I chose the sprocket type. Just remember, if you decide to used a tensioner, make sure it is installed on the "slack" side of the chain. When the motor applies force to the rear sprocket, the top side of the chain will be very tight, and the bottom side will be some what loose (slack). You dont want the idler to try and counter act the force in the "tight" side of the chain. It can be done, but the mounting scheme has to be VERY strong, or you will tear if off the frame.

Just a thought....

Mike K.

Racermike
5 years ago I met Jesus and he total ruined my life. I have never been happier.

jdh2550_1's picture

Thanks guys.

My plan is to keep the rear sprocket the same size and use a smaller front sprocket (original was 18:48, my proposal is 10:48 or 11:48 - 1:4.8 rather than 1:6 - we'll see if that draws enough amps to turn things a nice shade of orange...)

Mike - thanks for the TSC tip (in this post and the last one) - there's one within about 10 miles of my house. I can see an "engineering on the fly" field trip coming on... :-). What sprocket (number of teeth) are you using on the front?

Jeff - I'll try a spade bit - although most of my holes now are for bolts and I have a regular titanium bit that is big enough. For the big hole in the center I used a hole cutter labeled for "wood and metal". I'd already abused it cutting some 3/4" MDF so it was probably dull to start with. It couldn't make it through the 1/4" aluminum.

John H. Founder of Current Motor Company - opinions on this site belong to me; not to my employer
Remember: " 'lectric for local. diesel for distance" - JTH, Amp Bros || "No Gas.

Jeffkay's picture

If you don't mind the crappy look you can make the big hole with cheap power tools like this: Draw circle (or use hole saw to scribe) then drill little holes all around the circle as close to each other as you can. Now make one bigger hole and go in with a sabre/jig saw with a metal cutting blade or if you have a Sawzall like me use that to "connect-the-dots" It will not be pretty but gets the job done and fast.
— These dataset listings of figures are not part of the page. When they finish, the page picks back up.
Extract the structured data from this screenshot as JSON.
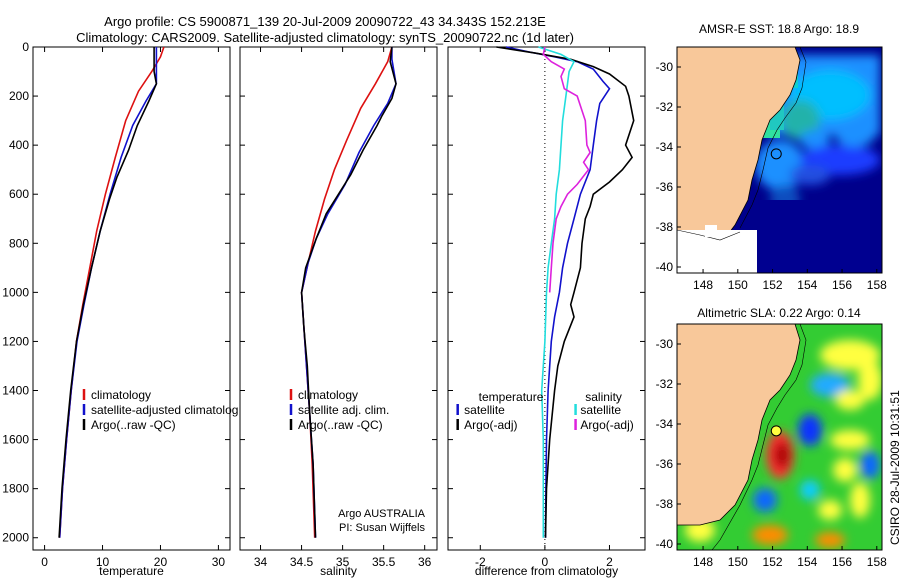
{
  "header": {
    "line1": "Argo profile: CS 5900871_139 20-Jul-2009 20090722_43 34.343S 152.213E",
    "line2": "Climatology: CARS2009. Satellite-adjusted climatology: synTS_20090722.nc (1d later)"
  },
  "footer_stamp": "CSIRO 28-Jul-2009 10:31:51",
  "colors": {
    "red": "#dd1111",
    "blue": "#1111cc",
    "black": "#000000",
    "cyan": "#22dddd",
    "magenta": "#dd22dd",
    "land": "#f8c89a"
  },
  "chart_data": [
    {
      "id": "temperature",
      "type": "line",
      "xlabel": "temperature",
      "ylabel": "",
      "xlim": [
        -2,
        32
      ],
      "ylim": [
        2050,
        0
      ],
      "xticks": [
        0,
        10,
        20,
        30
      ],
      "yticks": [
        0,
        200,
        400,
        600,
        800,
        1000,
        1200,
        1400,
        1600,
        1800,
        2000
      ],
      "legend": [
        "climatology",
        "satellite-adjusted climatolog",
        "Argo(..raw -QC)"
      ],
      "series": [
        {
          "name": "climatology",
          "color": "red",
          "points": [
            [
              20.6,
              0
            ],
            [
              20.0,
              40
            ],
            [
              18.5,
              100
            ],
            [
              16.2,
              180
            ],
            [
              14.0,
              300
            ],
            [
              12.2,
              450
            ],
            [
              10.5,
              600
            ],
            [
              9.0,
              750
            ],
            [
              7.8,
              900
            ],
            [
              6.6,
              1050
            ],
            [
              5.5,
              1200
            ],
            [
              4.6,
              1400
            ],
            [
              3.8,
              1600
            ],
            [
              3.1,
              1800
            ],
            [
              2.6,
              2000
            ]
          ]
        },
        {
          "name": "satellite-adjusted climatology",
          "color": "blue",
          "points": [
            [
              19.3,
              0
            ],
            [
              19.3,
              60
            ],
            [
              19.3,
              150
            ],
            [
              17.5,
              220
            ],
            [
              15.2,
              320
            ],
            [
              13.2,
              450
            ],
            [
              11.3,
              600
            ],
            [
              9.6,
              750
            ],
            [
              8.1,
              900
            ],
            [
              6.8,
              1050
            ],
            [
              5.6,
              1200
            ],
            [
              4.6,
              1400
            ],
            [
              3.8,
              1600
            ],
            [
              3.1,
              1800
            ],
            [
              2.6,
              2000
            ]
          ]
        },
        {
          "name": "Argo(..raw -QC)",
          "color": "black",
          "points": [
            [
              18.9,
              0
            ],
            [
              18.9,
              100
            ],
            [
              19.3,
              150
            ],
            [
              18.0,
              220
            ],
            [
              16.0,
              320
            ],
            [
              14.5,
              420
            ],
            [
              12.5,
              530
            ],
            [
              11.2,
              620
            ],
            [
              9.6,
              750
            ],
            [
              8.1,
              900
            ],
            [
              6.7,
              1050
            ],
            [
              5.5,
              1200
            ],
            [
              4.5,
              1400
            ],
            [
              3.7,
              1600
            ],
            [
              3.0,
              1800
            ],
            [
              2.5,
              2000
            ]
          ]
        }
      ]
    },
    {
      "id": "salinity",
      "type": "line",
      "xlabel": "salinity",
      "ylabel": "",
      "xlim": [
        33.75,
        36.15
      ],
      "ylim": [
        2050,
        0
      ],
      "xticks": [
        34,
        34.5,
        35,
        35.5,
        36
      ],
      "xtick_labels": [
        "34",
        "34.5",
        "35",
        "35.5",
        "36"
      ],
      "yticks": [
        0,
        200,
        400,
        600,
        800,
        1000,
        1200,
        1400,
        1600,
        1800,
        2000
      ],
      "legend": [
        "climatology",
        "satellite adj. clim.",
        "Argo(..raw -QC)"
      ],
      "annotations": [
        "Argo AUSTRALIA",
        "PI: Susan Wijffels"
      ],
      "series": [
        {
          "name": "climatology",
          "color": "red",
          "points": [
            [
              35.6,
              0
            ],
            [
              35.55,
              60
            ],
            [
              35.4,
              150
            ],
            [
              35.22,
              250
            ],
            [
              35.05,
              380
            ],
            [
              34.9,
              500
            ],
            [
              34.78,
              620
            ],
            [
              34.67,
              750
            ],
            [
              34.58,
              880
            ],
            [
              34.5,
              1000
            ],
            [
              34.52,
              1100
            ],
            [
              34.56,
              1300
            ],
            [
              34.6,
              1500
            ],
            [
              34.63,
              1700
            ],
            [
              34.66,
              2000
            ]
          ]
        },
        {
          "name": "satellite adj. clim.",
          "color": "blue",
          "points": [
            [
              35.6,
              0
            ],
            [
              35.6,
              50
            ],
            [
              35.65,
              150
            ],
            [
              35.55,
              230
            ],
            [
              35.38,
              320
            ],
            [
              35.2,
              430
            ],
            [
              35.03,
              560
            ],
            [
              34.82,
              680
            ],
            [
              34.68,
              780
            ],
            [
              34.58,
              880
            ],
            [
              34.5,
              1000
            ],
            [
              34.52,
              1100
            ],
            [
              34.56,
              1300
            ],
            [
              34.6,
              1500
            ],
            [
              34.64,
              1700
            ],
            [
              34.67,
              2000
            ]
          ]
        },
        {
          "name": "Argo(..raw -QC)",
          "color": "black",
          "points": [
            [
              35.6,
              0
            ],
            [
              35.58,
              60
            ],
            [
              35.65,
              150
            ],
            [
              35.6,
              210
            ],
            [
              35.48,
              280
            ],
            [
              35.42,
              320
            ],
            [
              35.25,
              420
            ],
            [
              35.1,
              520
            ],
            [
              34.95,
              600
            ],
            [
              34.8,
              680
            ],
            [
              34.68,
              780
            ],
            [
              34.55,
              900
            ],
            [
              34.5,
              1000
            ],
            [
              34.53,
              1150
            ],
            [
              34.57,
              1300
            ],
            [
              34.6,
              1500
            ],
            [
              34.64,
              1700
            ],
            [
              34.67,
              2000
            ]
          ]
        }
      ]
    },
    {
      "id": "difference",
      "type": "line",
      "xlabel": "difference from climatology",
      "ylabel": "",
      "xlim": [
        -3,
        3.1
      ],
      "ylim": [
        2050,
        0
      ],
      "xticks": [
        -2,
        0,
        2
      ],
      "yticks": [
        0,
        200,
        400,
        600,
        800,
        1000,
        1200,
        1400,
        1600,
        1800,
        2000
      ],
      "legend_temperature_heading": "temperature",
      "legend_salinity_heading": "salinity",
      "legend_temperature": [
        "satellite",
        "Argo(-adj)"
      ],
      "legend_salinity": [
        "satellite",
        "Argo(-adj)"
      ],
      "series": [
        {
          "name": "temperature satellite",
          "color": "blue",
          "points": [
            [
              -1.2,
              0
            ],
            [
              -0.5,
              20
            ],
            [
              0.3,
              40
            ],
            [
              1.0,
              60
            ],
            [
              1.5,
              90
            ],
            [
              1.8,
              140
            ],
            [
              2.0,
              170
            ],
            [
              1.7,
              230
            ],
            [
              1.6,
              300
            ],
            [
              1.5,
              400
            ],
            [
              1.4,
              500
            ],
            [
              1.1,
              600
            ],
            [
              0.9,
              700
            ],
            [
              0.7,
              800
            ],
            [
              0.55,
              900
            ],
            [
              0.45,
              1000
            ],
            [
              0.3,
              1100
            ],
            [
              0.2,
              1200
            ],
            [
              0.1,
              1400
            ],
            [
              0.05,
              1600
            ],
            [
              0.03,
              1800
            ],
            [
              0.02,
              2000
            ]
          ]
        },
        {
          "name": "temperature Argo(-adj)",
          "color": "black",
          "points": [
            [
              -1.5,
              0
            ],
            [
              -0.3,
              25
            ],
            [
              0.8,
              50
            ],
            [
              1.5,
              80
            ],
            [
              2.0,
              110
            ],
            [
              2.5,
              160
            ],
            [
              2.6,
              200
            ],
            [
              2.75,
              300
            ],
            [
              2.5,
              400
            ],
            [
              2.7,
              450
            ],
            [
              2.4,
              500
            ],
            [
              2.0,
              550
            ],
            [
              1.5,
              600
            ],
            [
              1.4,
              650
            ],
            [
              1.25,
              700
            ],
            [
              1.15,
              800
            ],
            [
              1.1,
              900
            ],
            [
              0.9,
              1000
            ],
            [
              0.8,
              1050
            ],
            [
              0.9,
              1100
            ],
            [
              0.6,
              1200
            ],
            [
              0.4,
              1300
            ],
            [
              0.3,
              1400
            ],
            [
              0.15,
              1600
            ],
            [
              0.05,
              1800
            ],
            [
              0.02,
              2000
            ]
          ]
        },
        {
          "name": "salinity satellite",
          "color": "cyan",
          "points": [
            [
              -0.2,
              0
            ],
            [
              0.5,
              30
            ],
            [
              0.9,
              60
            ],
            [
              0.75,
              100
            ],
            [
              0.65,
              200
            ],
            [
              0.55,
              300
            ],
            [
              0.5,
              400
            ],
            [
              0.45,
              500
            ],
            [
              0.35,
              600
            ],
            [
              0.3,
              700
            ],
            [
              0.2,
              800
            ],
            [
              0.1,
              900
            ],
            [
              0.05,
              1000
            ],
            [
              0.0,
              1200
            ],
            [
              -0.1,
              1400
            ],
            [
              -0.05,
              1600
            ],
            [
              -0.05,
              1800
            ],
            [
              -0.05,
              2000
            ]
          ]
        },
        {
          "name": "salinity Argo(-adj)",
          "color": "magenta",
          "points": [
            [
              0.0,
              0
            ],
            [
              -0.05,
              30
            ],
            [
              0.2,
              60
            ],
            [
              0.6,
              90
            ],
            [
              0.5,
              120
            ],
            [
              0.6,
              170
            ],
            [
              1.0,
              200
            ],
            [
              1.25,
              300
            ],
            [
              1.3,
              400
            ],
            [
              1.4,
              430
            ],
            [
              1.2,
              470
            ],
            [
              1.35,
              500
            ],
            [
              1.0,
              560
            ],
            [
              0.7,
              600
            ],
            [
              0.5,
              650
            ],
            [
              0.35,
              700
            ],
            [
              0.3,
              750
            ],
            [
              0.25,
              800
            ],
            [
              0.2,
              900
            ],
            [
              0.15,
              1000
            ]
          ]
        }
      ]
    },
    {
      "id": "sst_map",
      "type": "heatmap",
      "title": "AMSR-E SST: 18.8  Argo: 18.9",
      "xlim": [
        146.5,
        158.3
      ],
      "ylim": [
        -40.3,
        -29
      ],
      "xticks": [
        148,
        150,
        152,
        154,
        156,
        158
      ],
      "yticks": [
        -30,
        -32,
        -34,
        -36,
        -38,
        -40
      ],
      "argo_position": [
        152.213,
        -34.343
      ]
    },
    {
      "id": "sla_map",
      "type": "heatmap",
      "title": "Altimetric SLA: 0.22  Argo: 0.14",
      "xlim": [
        146.5,
        158.3
      ],
      "ylim": [
        -40.3,
        -29
      ],
      "xticks": [
        148,
        150,
        152,
        154,
        156,
        158
      ],
      "yticks": [
        -30,
        -32,
        -34,
        -36,
        -38,
        -40
      ],
      "argo_position": [
        152.213,
        -34.343
      ]
    }
  ]
}
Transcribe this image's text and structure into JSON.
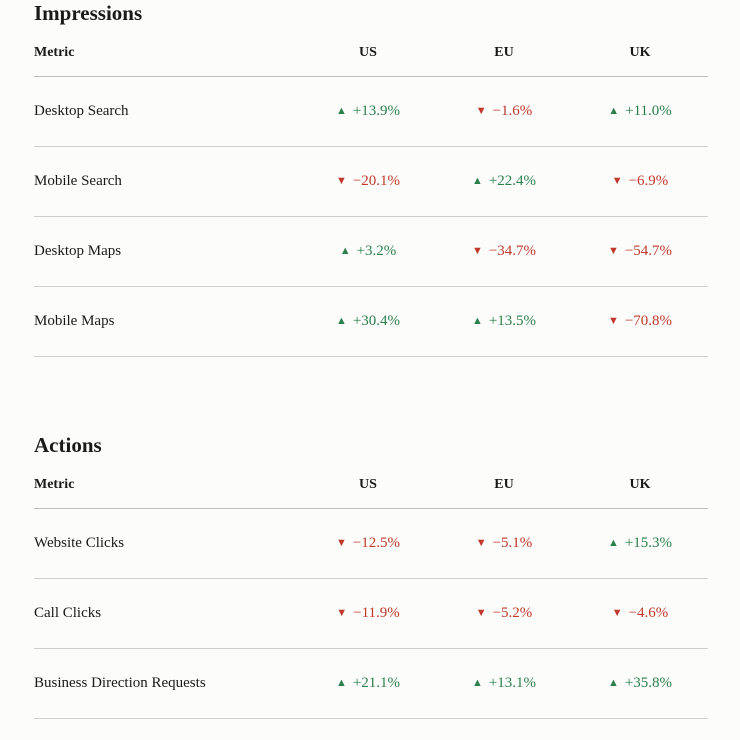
{
  "colors": {
    "up": "#2a7f4c",
    "down": "#c0392b",
    "rule": "#cfcfcf",
    "background": "#fcfcfb"
  },
  "icons": {
    "up": "triangle-up-icon",
    "down": "triangle-down-icon"
  },
  "impressions": {
    "title": "Impressions",
    "columns": [
      "Metric",
      "US",
      "EU",
      "UK"
    ],
    "rows": [
      {
        "metric": "Desktop Search",
        "values": [
          {
            "dir": "up",
            "arrow": "▲",
            "text": "+13.9%"
          },
          {
            "dir": "down",
            "arrow": "▼",
            "text": "−1.6%"
          },
          {
            "dir": "up",
            "arrow": "▲",
            "text": "+11.0%"
          }
        ]
      },
      {
        "metric": "Mobile Search",
        "values": [
          {
            "dir": "down",
            "arrow": "▼",
            "text": "−20.1%"
          },
          {
            "dir": "up",
            "arrow": "▲",
            "text": "+22.4%"
          },
          {
            "dir": "down",
            "arrow": "▼",
            "text": "−6.9%"
          }
        ]
      },
      {
        "metric": "Desktop Maps",
        "values": [
          {
            "dir": "up",
            "arrow": "▲",
            "text": "+3.2%"
          },
          {
            "dir": "down",
            "arrow": "▼",
            "text": "−34.7%"
          },
          {
            "dir": "down",
            "arrow": "▼",
            "text": "−54.7%"
          }
        ]
      },
      {
        "metric": "Mobile Maps",
        "values": [
          {
            "dir": "up",
            "arrow": "▲",
            "text": "+30.4%"
          },
          {
            "dir": "up",
            "arrow": "▲",
            "text": "+13.5%"
          },
          {
            "dir": "down",
            "arrow": "▼",
            "text": "−70.8%"
          }
        ]
      }
    ]
  },
  "actions": {
    "title": "Actions",
    "columns": [
      "Metric",
      "US",
      "EU",
      "UK"
    ],
    "rows": [
      {
        "metric": "Website Clicks",
        "values": [
          {
            "dir": "down",
            "arrow": "▼",
            "text": "−12.5%"
          },
          {
            "dir": "down",
            "arrow": "▼",
            "text": "−5.1%"
          },
          {
            "dir": "up",
            "arrow": "▲",
            "text": "+15.3%"
          }
        ]
      },
      {
        "metric": "Call Clicks",
        "values": [
          {
            "dir": "down",
            "arrow": "▼",
            "text": "−11.9%"
          },
          {
            "dir": "down",
            "arrow": "▼",
            "text": "−5.2%"
          },
          {
            "dir": "down",
            "arrow": "▼",
            "text": "−4.6%"
          }
        ]
      },
      {
        "metric": "Business Direction Requests",
        "values": [
          {
            "dir": "up",
            "arrow": "▲",
            "text": "+21.1%"
          },
          {
            "dir": "up",
            "arrow": "▲",
            "text": "+13.1%"
          },
          {
            "dir": "up",
            "arrow": "▲",
            "text": "+35.8%"
          }
        ]
      }
    ]
  }
}
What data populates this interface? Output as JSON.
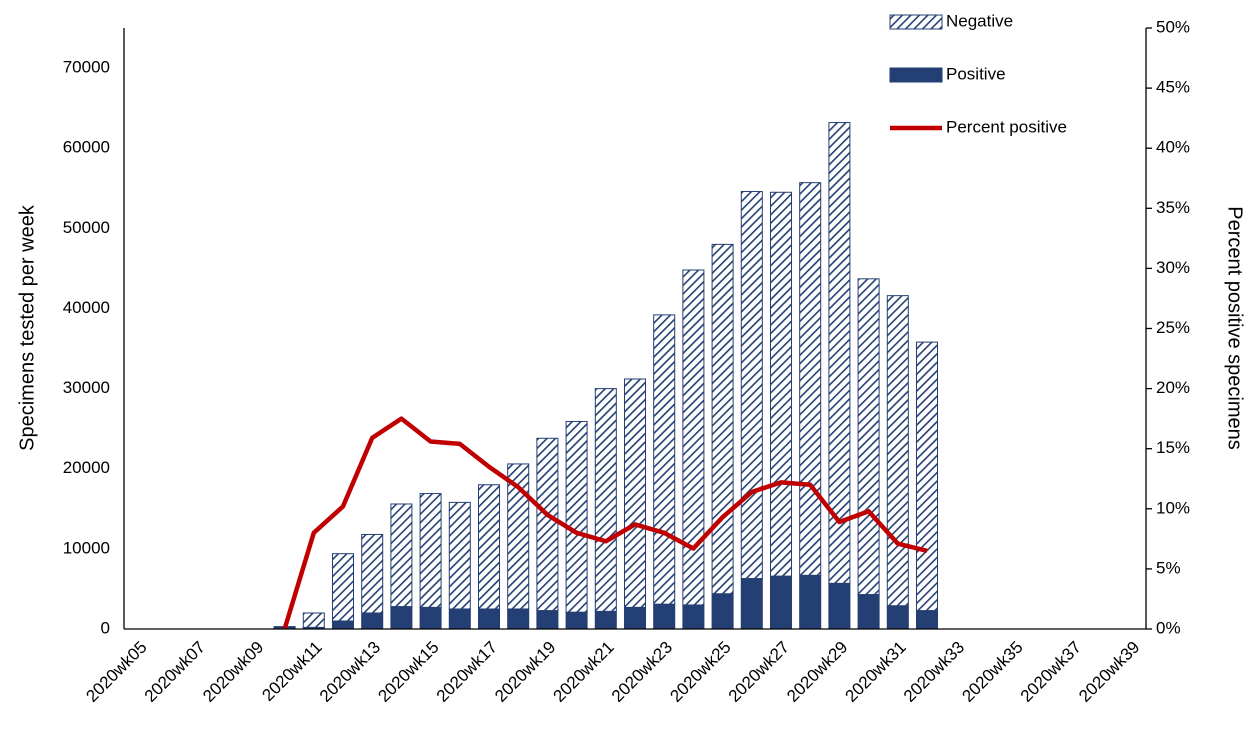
{
  "chart_data": {
    "type": "bar",
    "categories": [
      "2020wk05",
      null,
      "2020wk07",
      null,
      "2020wk09",
      null,
      "2020wk11",
      null,
      "2020wk13",
      null,
      "2020wk15",
      null,
      "2020wk17",
      null,
      "2020wk19",
      null,
      "2020wk21",
      null,
      "2020wk23",
      null,
      "2020wk25",
      null,
      "2020wk27",
      null,
      "2020wk29",
      null,
      "2020wk31",
      null,
      "2020wk33",
      null,
      "2020wk35",
      null,
      "2020wk37",
      null,
      "2020wk39"
    ],
    "series": [
      {
        "name": "Negative",
        "color": "#243f73",
        "pattern": "hatch",
        "values": [
          null,
          null,
          null,
          null,
          null,
          50,
          1800,
          8400,
          9800,
          12800,
          14200,
          13300,
          15500,
          18100,
          21500,
          23800,
          27800,
          28500,
          36100,
          41800,
          43600,
          48300,
          47900,
          49000,
          57500,
          39400,
          38700,
          33500,
          null,
          null,
          null,
          null,
          null,
          null,
          null
        ]
      },
      {
        "name": "Positive",
        "color": "#243f73",
        "values": [
          null,
          null,
          null,
          null,
          null,
          250,
          200,
          1000,
          2000,
          2800,
          2700,
          2500,
          2500,
          2500,
          2300,
          2100,
          2200,
          2700,
          3100,
          3000,
          4400,
          6300,
          6600,
          6700,
          5700,
          4300,
          2900,
          2300,
          null,
          null,
          null,
          null,
          null,
          null,
          null
        ]
      },
      {
        "name": "Percent positive",
        "type": "line",
        "axis": "y2",
        "color": "#c00000",
        "values": [
          null,
          null,
          null,
          null,
          null,
          0,
          8.0,
          10.2,
          15.9,
          17.5,
          15.6,
          15.4,
          13.5,
          11.8,
          9.5,
          8.0,
          7.3,
          8.7,
          8.0,
          6.7,
          9.3,
          11.4,
          12.2,
          12.0,
          8.9,
          9.8,
          7.1,
          6.5,
          null,
          null,
          null,
          null,
          null,
          null,
          null
        ]
      }
    ],
    "ylabel": "Specimens tested per week",
    "y2label": "Percent positive specimens",
    "ylim": [
      0,
      75000
    ],
    "yticks": [
      0,
      10000,
      20000,
      30000,
      40000,
      50000,
      60000,
      70000
    ],
    "y2lim": [
      0,
      50
    ],
    "y2ticks": [
      {
        "value": 0,
        "label": "0%"
      },
      {
        "value": 5,
        "label": "5%"
      },
      {
        "value": 10,
        "label": "10%"
      },
      {
        "value": 15,
        "label": "15%"
      },
      {
        "value": 20,
        "label": "20%"
      },
      {
        "value": 25,
        "label": "25%"
      },
      {
        "value": 30,
        "label": "30%"
      },
      {
        "value": 35,
        "label": "35%"
      },
      {
        "value": 40,
        "label": "40%"
      },
      {
        "value": 45,
        "label": "45%"
      },
      {
        "value": 50,
        "label": "50%"
      }
    ],
    "grid": false,
    "legend": "top-right"
  }
}
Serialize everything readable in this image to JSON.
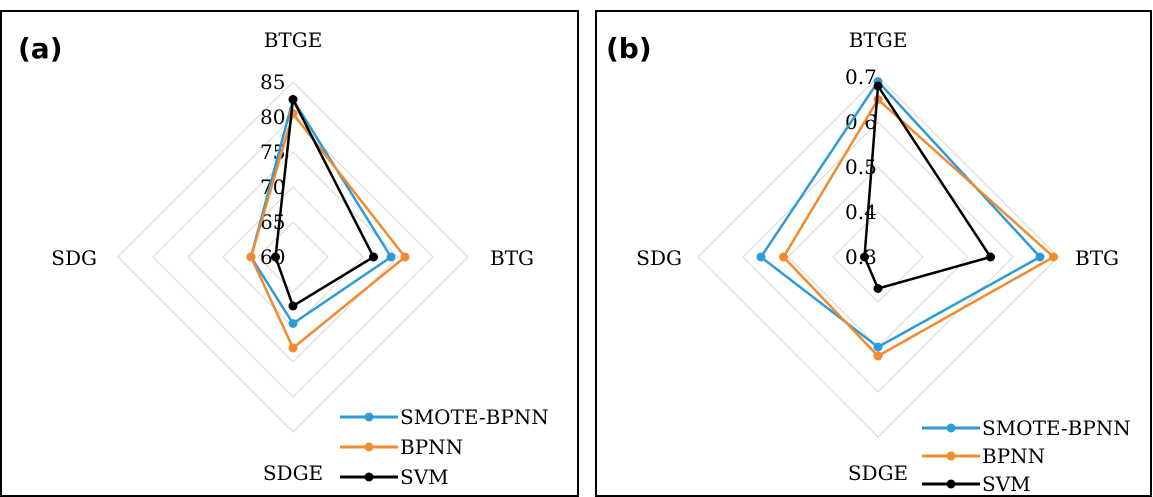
{
  "chart_data": [
    {
      "type": "radar",
      "panel_label": "(a)",
      "axes": [
        "BTGE",
        "BTG",
        "SDGE",
        "SDG"
      ],
      "ticks": [
        60,
        65,
        70,
        75,
        80,
        85
      ],
      "tick_labels": [
        "60",
        "65",
        "70",
        "75",
        "80",
        "85"
      ],
      "range": [
        60,
        85
      ],
      "grid": true,
      "legend_position": "bottom-right",
      "series": [
        {
          "name": "SMOTE-BPNN",
          "color": "#2E9BD6",
          "values": [
            82.5,
            74.0,
            69.5,
            66.0
          ]
        },
        {
          "name": "BPNN",
          "color": "#F28A30",
          "values": [
            80.5,
            76.0,
            73.0,
            66.0
          ]
        },
        {
          "name": "SVM",
          "color": "#000000",
          "values": [
            82.5,
            71.5,
            67.0,
            62.5
          ]
        }
      ]
    },
    {
      "type": "radar",
      "panel_label": "(b)",
      "axes": [
        "BTGE",
        "BTG",
        "SDGE",
        "SDG"
      ],
      "ticks": [
        0.3,
        0.4,
        0.5,
        0.6,
        0.7
      ],
      "tick_labels": [
        "0.3",
        "0.4",
        "0.5",
        "0.6",
        "0.7"
      ],
      "range": [
        0.3,
        0.7
      ],
      "grid": true,
      "legend_position": "bottom-right",
      "series": [
        {
          "name": "SMOTE-BPNN",
          "color": "#2E9BD6",
          "values": [
            0.69,
            0.66,
            0.5,
            0.56
          ]
        },
        {
          "name": "BPNN",
          "color": "#F28A30",
          "values": [
            0.65,
            0.69,
            0.52,
            0.51
          ]
        },
        {
          "name": "SVM",
          "color": "#000000",
          "values": [
            0.68,
            0.55,
            0.37,
            0.33
          ]
        }
      ]
    }
  ]
}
Your ratio will probably be on the edge but if the motor can take the heat and amps it will work. Range will be compromised a tad. I just bought a 71 tooth aluminum sprocket for "Deep Cycle". Sprocket Specialist has large sprockets that fit your stock bike hub. Look at main page under "Sprockets" and a selector appears. My sprrcket was only $109. It will replace my 72 tooth steel surplus, cobbled sprocket that weighs like 15 lbs because it is welded to my old stock sprocket!! Anyway, the new one will just bolt on and weigh a whopping 3 lbs!

Jeff

racermike39's picture

Hey John.

Glad I could contribute something that may be useful.

The smallest # of teeth I could get for a #40 chain on a 7/8" shaft motor was a 12-tooth.

Keep up the great work, and keep us posted!

Mike K.

Racermike
5 years ago I met Jesus and he total ruined my life. I have never been happier.

Lookin' good!

For everyone.... when drilling or cutting aluminum, use bees wax as a lubricant. It'll blow you away how it's much faster, quieter, and doesn't dull the tools.(as much)

I think you'll find if the factory drilled a hole in a frame tube, they drill the hole large, put in a piece of pipe and weld it on both sides of the frame tube. The bolt goes through the little pipe. That way the frame tube won't crush and you get full strength.